The data width and transfer rate to FIFOs will be different but that also doesn't matter, as long as there is enough throughput from the ROM to read the size, index, and coefficients, everything else works.

Regarding max flash clock speed, I'm more concerned with the PCB design for the time being. If that works but the controller is too slow, I can always switch to DTR mode and use half the frequency and read at both clock edges, which requires minimal changes to the SPI controller I've written.

I've spent the past year and a half validating the designs and running simulations and everything works in theory, so I'm at the final stage of delivering the product. I would appreciate it if you can point me to some sources for high-speed PCB layout, impedance matching and proper line termination.

[Berni]

You will definitely need some clock buffering chips to distribute the clock and CS signal to that many places. At 133MHz you might also want to think about roughly length matching traces since with this many chips the far end chip might end up with a rather long trace. You also want to wire it up to the correct pins on the FPGA that let the clock be generated by the PLL directly as well as phase shifted around to help you squeeze the best possible timings out of it.
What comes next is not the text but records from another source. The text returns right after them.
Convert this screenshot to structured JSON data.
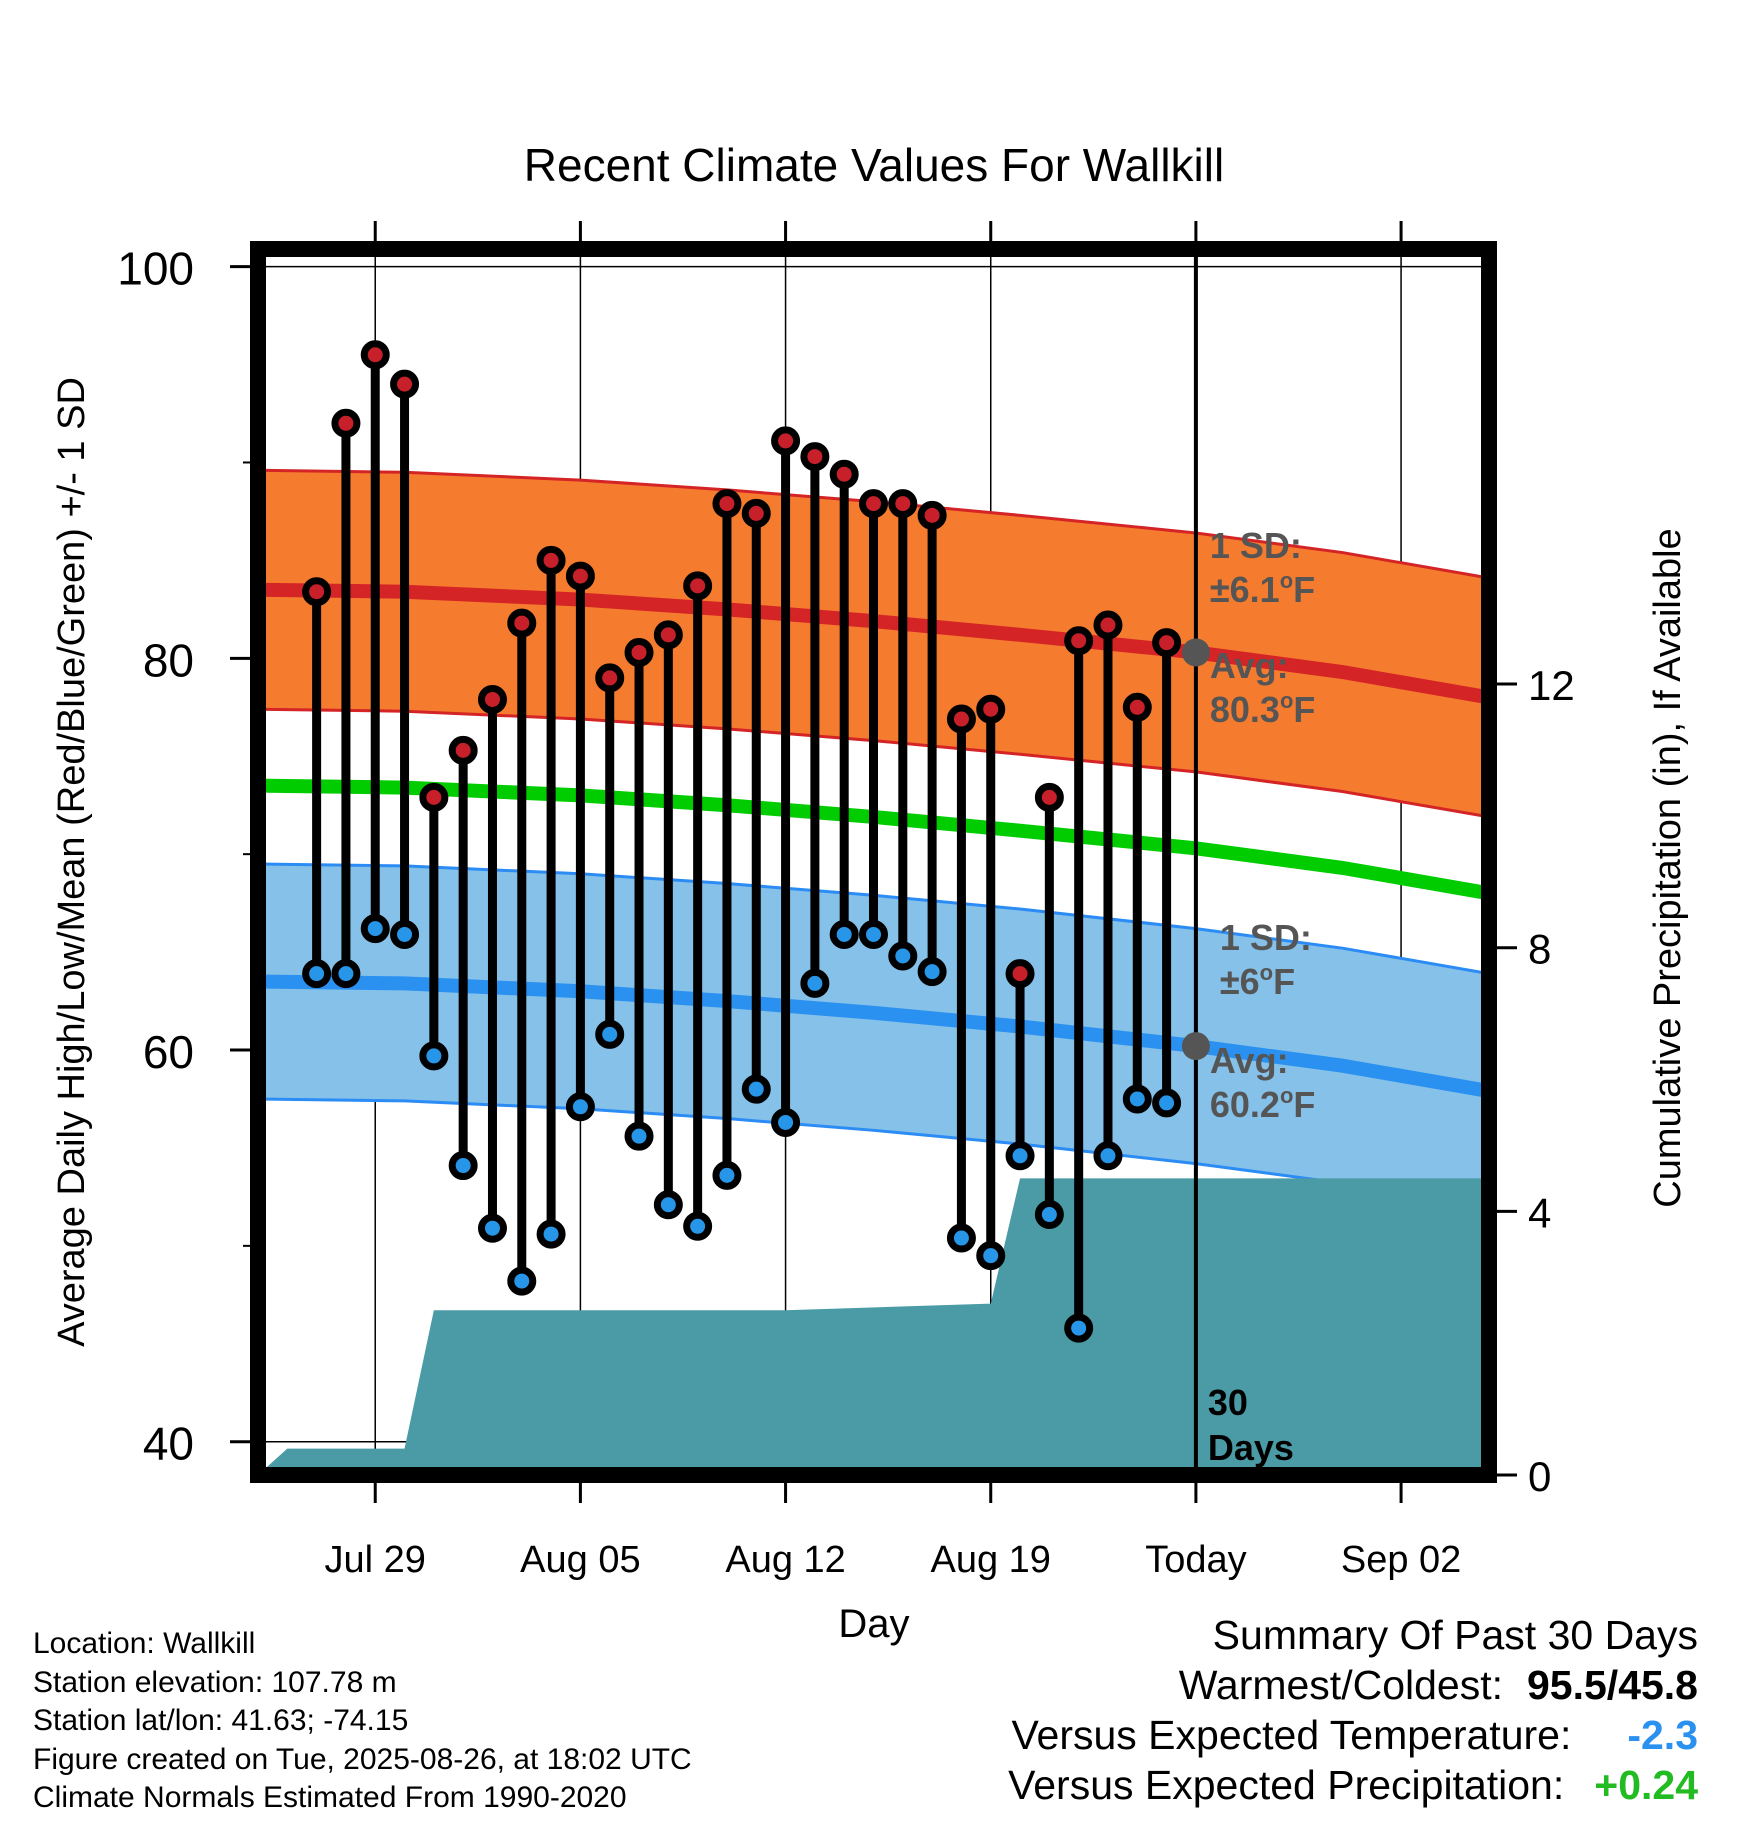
{
  "chart_data": {
    "type": "line",
    "title": "Recent Climate Values For Wallkill",
    "xlabel": "Day",
    "ylabel": "Average Daily High/Low/Mean (Red/Blue/Green) +/- 1 SD",
    "y2label": "Cumulative Precipitation (in), If Available",
    "xlim": [
      "Jul 25",
      "Sep 05"
    ],
    "ylim": [
      38.3,
      100.9
    ],
    "y2lim": [
      0,
      18.6
    ],
    "x_ticks": [
      {
        "date": "Jul 29",
        "label": "Jul 29"
      },
      {
        "date": "Aug 05",
        "label": "Aug 05"
      },
      {
        "date": "Aug 12",
        "label": "Aug 12"
      },
      {
        "date": "Aug 19",
        "label": "Aug 19"
      },
      {
        "date": "Aug 26",
        "label": "Today"
      },
      {
        "date": "Sep 02",
        "label": "Sep 02"
      }
    ],
    "y_ticks": [
      "40",
      "60",
      "80",
      "100"
    ],
    "y_minor_ticks": [
      50,
      70,
      90
    ],
    "y2_ticks": [
      "0",
      "4",
      "8",
      "12"
    ],
    "grid": true,
    "dates": [
      "Jul 27",
      "Jul 28",
      "Jul 29",
      "Jul 30",
      "Jul 31",
      "Aug 01",
      "Aug 02",
      "Aug 03",
      "Aug 04",
      "Aug 05",
      "Aug 06",
      "Aug 07",
      "Aug 08",
      "Aug 09",
      "Aug 10",
      "Aug 11",
      "Aug 12",
      "Aug 13",
      "Aug 14",
      "Aug 15",
      "Aug 16",
      "Aug 17",
      "Aug 18",
      "Aug 19",
      "Aug 20",
      "Aug 21",
      "Aug 22",
      "Aug 23",
      "Aug 24",
      "Aug 25"
    ],
    "series": [
      {
        "name": "High",
        "color": "#c8202a",
        "values": [
          83.4,
          92.0,
          95.5,
          94.0,
          72.9,
          75.3,
          77.9,
          81.8,
          85.0,
          84.2,
          79.0,
          80.3,
          81.2,
          83.7,
          87.9,
          87.4,
          91.1,
          90.3,
          89.4,
          87.9,
          87.9,
          87.3,
          76.9,
          77.4,
          63.9,
          72.9,
          80.9,
          81.7,
          77.5,
          80.8
        ]
      },
      {
        "name": "Low",
        "color": "#2896e8",
        "values": [
          63.9,
          63.9,
          66.2,
          65.9,
          59.7,
          54.1,
          50.9,
          48.2,
          50.6,
          57.1,
          60.8,
          55.6,
          52.1,
          51.0,
          53.6,
          58.0,
          56.3,
          63.4,
          65.9,
          65.9,
          64.8,
          64.0,
          50.4,
          49.5,
          54.6,
          51.6,
          45.8,
          54.6,
          57.5,
          57.3
        ]
      }
    ],
    "normal_dates": [
      "Jul 25",
      "Jul 30",
      "Aug 05",
      "Aug 10",
      "Aug 15",
      "Aug 20",
      "Aug 26",
      "Aug 31",
      "Sep 05"
    ],
    "normal_high": [
      83.5,
      83.4,
      83.0,
      82.5,
      81.9,
      81.2,
      80.3,
      79.3,
      78.0
    ],
    "normal_high_sd": 6.1,
    "normal_low": [
      63.5,
      63.4,
      63.0,
      62.5,
      61.9,
      61.2,
      60.2,
      59.2,
      57.9
    ],
    "normal_low_sd": 6.0,
    "normal_mean": [
      73.5,
      73.4,
      73.0,
      72.5,
      71.9,
      71.2,
      70.3,
      69.3,
      68.0
    ],
    "precip_dates": [
      "Jul 25",
      "Jul 26",
      "Jul 30",
      "Jul 31",
      "Aug 05",
      "Aug 12",
      "Aug 19",
      "Aug 20",
      "Aug 26",
      "Sep 05"
    ],
    "precip_values": [
      0.0,
      0.4,
      0.4,
      2.5,
      2.5,
      2.5,
      2.6,
      4.5,
      4.5,
      4.5
    ],
    "annotations": {
      "high_sd": {
        "line1": "1 SD:",
        "line2_pre": "±6.1",
        "line2_post": "F",
        "degree": "o"
      },
      "high_avg": {
        "line1": "Avg:",
        "line2_pre": "80.3",
        "line2_post": "F",
        "degree": "o"
      },
      "low_sd": {
        "line1": "1 SD:",
        "line2_pre": "±6",
        "line2_post": "F",
        "degree": "o"
      },
      "low_avg": {
        "line1": "Avg:",
        "line2_pre": "60.2",
        "line2_post": "F",
        "degree": "o"
      },
      "period_line1": "30",
      "period_line2": "Days"
    },
    "colors": {
      "high_band": "#f57b2e",
      "high_line": "#d42426",
      "low_band": "#85c1e8",
      "low_line": "#2a91f0",
      "low_band_edge": "#2b8cf5",
      "mean_line": "#00cc00",
      "precip_fill": "#4a9ba5",
      "annotation_text": "#555555",
      "today_marker": "#555555"
    }
  },
  "meta": {
    "location": "Location: Wallkill",
    "elevation": "Station elevation: 107.78 m",
    "latlon": "Station lat/lon: 41.63; -74.15",
    "created": "Figure created on Tue, 2025-08-26, at 18:02 UTC",
    "normals": "Climate Normals Estimated From 1990-2020"
  },
  "summary": {
    "title": "Summary Of Past 30 Days",
    "warm_cold_label": "Warmest/Coldest:",
    "warm_cold_value": "95.5/45.8",
    "temp_label": "Versus Expected Temperature:",
    "temp_value": "-2.3",
    "temp_color": "#2a91f0",
    "precip_label": "Versus Expected Precipitation:",
    "precip_value": "+0.24",
    "precip_color": "#22bb22"
  }
}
Running FPGA designs at >100MHz also takes some care as it starts to require pipelined design and LUT implementation considerations. So the HDL code has to be designed to run fast from the beginning by using speed optimization tricks. Knowing how to use timing analysis helps a lot here to identify clock speed bottlenecks.

That being said using QSPI flash is an odd choice when there are flash chips with 8bit or 16bit buses on the market that run even run faster than 133MHz. You can also buy ready to go FPGA dev boards that include DDR3 memory connected to a hard ip controller. So for 32bit DDR3 running at 400MHz you get 3.2GB/s

[Someone]

At 133MHz you might also want to think about roughly length matching traces since with this many chips the far end chip might end up with a rather long trace.

I see this repeated quite often, yet its almost always wrong. Consider some situations where length matching is required:
https://resources.altium.com/p/how-do-pcb-trace-length-matching-vs-frequency
1.3mm of differential trace skew for matching 6ps edges.
https://www.nxp.com/docs/en/application-note/AN2582.pdf
1.2mm of data pair skew for 20ps alignment (333MHz DDR).

Scale that back to the bit period of QSPI and the trace length matching is hard to get wrong! 1/10 of a bit interval at 133MHz is 750ps, you could loop around a SOIC-8 and still be ok. But even that level of matching is unnecessary with typical QSPI controllers as they aren't relying on static timing.

[Berni]

At 133MHz you might also want to think about roughly length matching traces since with this many chips the far end chip might end up with a rather long trace.

Scale that back to the bit period of QSPI and the trace length matching is hard to get wrong! 1/10 of a bit interval at 133MHz is 750ps, you could loop around a SOIC-8 and still be ok. But even that level of matching is unnecessary with typical QSPI controllers as they aren't relying on static timing.

That is why i used the world "roughly length matching"

No need for Altiums fancy automatic length matching to match every last fraction of a milometer out of it. The FPGA pins themselves won't be matched that closely unless you use appropriate DQS groups.

What i meant by it is to not stack the flash chips in rows and then just run the clock and data lines up the rows, so that the first flash chip is right next to the clock source while the last flash chip has its clock line running half way around the entire board. No need to actually measure the lengths, just lay out the board in a way where they end up within the same sort of length ballpark. A few centimeters up or down, doesn't really matter.

[free_electron]

The FPGA pins themselves won't be matched that closely unless you use appropriate DQS groups.

That's why you need to feed the pin length into the board layout so the bond wire length can be accommodated for. all the high speed device manufacturers can give you that data per pin.